Макарыч не любил месяц за его рога, за желтую чахоточную личность. И, завидев его, когда поблизости никого не было, ругал матерно:
— Хочь баб устыдилси б! Ишь, срам свой, мужичью немочь выставил, окаянный! Весь род наш поганишь! На люд эдакой образиной объявился, сгинь, штоб те кол в зад!..

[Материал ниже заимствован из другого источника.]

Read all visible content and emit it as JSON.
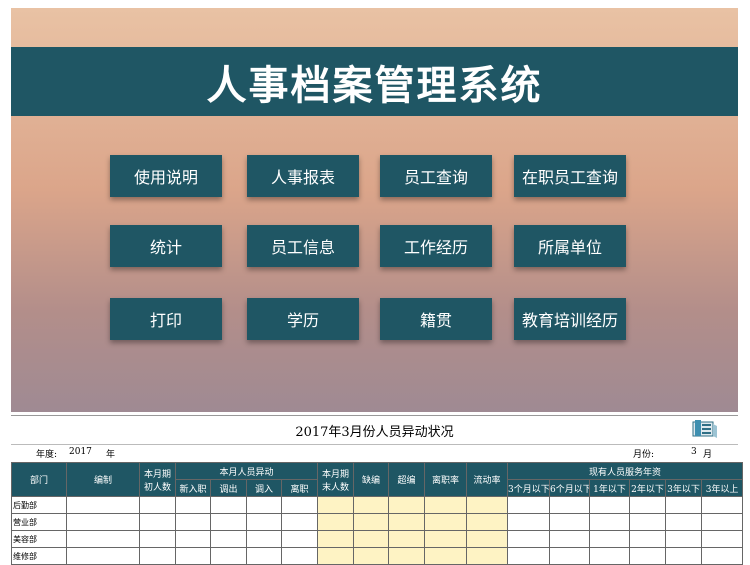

А месяц плыл мимо звезд, как мудрый старец. Холодный, всевидящий, отощалый от состраданий к земному. Но чем он мог помочь? А потому рождались на небе звезды новые. Появлялись они там, где падала холодная слеза месяца. Падала и застывала… На земле, того не ведая, шла своя жизнь. Рождались вместо звезд заботы. Вот так и у Макарыча. Скоро, уж очень скоро должен был уйти в тайгу Колька. Макарыч ждал и боялся этого. Куда направят его? Авось напишет…
Но Колька не писал. И оттого все горше становилось на душе. Все чаще уходил в тайгу Макарыч. Вот только от думок своих уйти никак не мог. А они под старость стали и вовсе въедливыми. От них не открестишься ни бранью, ни молитвой.
«Чужая кровь. Потому к мине не тянить. Не чуит добра. Своим умом хотить жить. А ен-то тож с кровью переходит. Я-то ему нихто. Не зазря и в городи все мине поучал. Морду кривил. Поругивал. Эх, цыпленок, пожил ба опрежь с мое. Нешто наука-то дасть, што я вразумил ба? Про то ученым знать не дано. В жисти оне хилые, неприспос о бленныи. Абы книжки марать. Я ба те жисть-то, ни енту бумажную, а гольную, кака она есть, всю показал ба, ан не понуждался…» — думал лесник, и в горькой складке кривились его побелевшие губы.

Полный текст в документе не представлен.